When the House passed (221-201) the INVEST Act today-- a $715 billion hard infrastructure bill dealing with transportation and water-- they were also passing the first big piece of legislation with earmarks since the practice was reinstated this year. 105 Republican members inserted earmarks-- about $1.5 billion worth-- for 403 projects in their districts and most of them then voted against the package anyway. Every Democrat voted for it but the only Republicans who joined them were Brian Fitzpatrick (PA) and Chris Smith (NJ).
Remember the old days when if a member got an earmark and then voted against the bill, the earmark would be stripped from the bill? I don't think they're doing that anymore and instead, these House hypocrites are counting on the Senate to pass it's own infrastructure plan which would then go to a conference where the Republicans' earmarks would be re-added to the final version they could then vote in favor of.
The Republicans don't like the House bill-- put together by Pete DeFazio, Chair of the Transportation and Infrastructure Committee and Frank Pallone, chair of the Energy and Commerce Committee-- because it includes provisions dealing with Climate Change and because the spending isn't offset by spending cuts elsewhere. The NRCC messaging on the bill is to call it the "The Green New Deal Revisited" and sneer (while many of their own constituents, like Kevin McCarthy's and David Valadao's broil).
Associated Press reporter Kevin Freking, pointed out that "Biden has suggested raising the corporate tax rate to fund infrastructure investments, but Republicans oppose that and would vote against it. The bipartisan group of 10 senators negotiating a nearly $1 trillion plan narrowed on a variety of potential funding sources that don’t involve tax increases. House Republicans took issue with the transportation bill being considered Thursday because it doesn’t include a funding mechanism. Republicans argued the new spending on infrastructure would increase the deficit and ramp up inflation, hurting families when they buy gas and groceries. They also protested the exclusion of their proposals to further streamline the permitting process so that large infrastructure projects could be completed more quickly and at less cost to taxpayers."
GOP Whip Steve Scalise was whining that the bill "is very partisan" and "has little to do with infrastructure. It’s more about the Green New Deal." I wish it really was a Green New Deal revisited!
This morning, Politico pointed out some of the most electorally vulnerable Republicans who requested big money and then voted against their own requests: David Valadao ($20 million), Don Bacon ($20 million), John Katko ($19.4 million), Mariannette Miller-Meeks ($15 million) and Carlos Gimenez ($4 million).

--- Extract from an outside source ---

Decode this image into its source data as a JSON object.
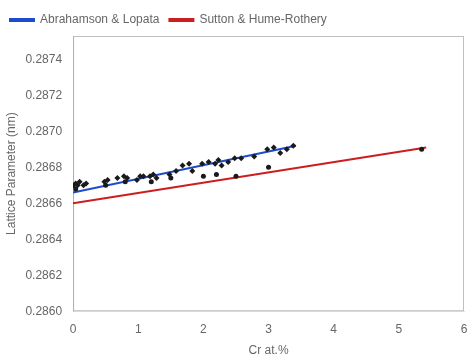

The progressive Democrat running for the Central Valley district represented by Valadao, Delano Mayor Bryan Osorio seemed aghast when I spoke with him after the vote today. He told me that "Valadao once again voted against the interests of his community residents by voting 'no' for the INVEST in America Act, a bill that included $20 million for his district to fix and improve roads, bridges, and highways. If he were the bi-partisan congress member he repeatedly claims to be, he would have been one of the two Republicans to vote for the INVEST Act. However, he continues to follow the lead of Rep. Devin Nunes (CA-22) and Rep. Kevin McCarthy (CA-23), and chooses the Republican Party over his constituents’ needs."
what... no comment about the FUCKING DEMOCRAPS reinstating earmarks... but making it even worse by NOT stripping those added by asswipes who vote against their own shit?
I bet you figured we would have assumed it would be the nazis who would have done this...
so, puhleeeeeze tell us all again WHY THE FUCK we are supposed to keep electing democraps?
Especially since you wrote: "...I didn't vote for (biden) in either the primary or the general and ... I abandoned lesser-of-two-evils electoral politics. -- DWT in the 'AOC is Much Smarter...' piece just down the page a bit.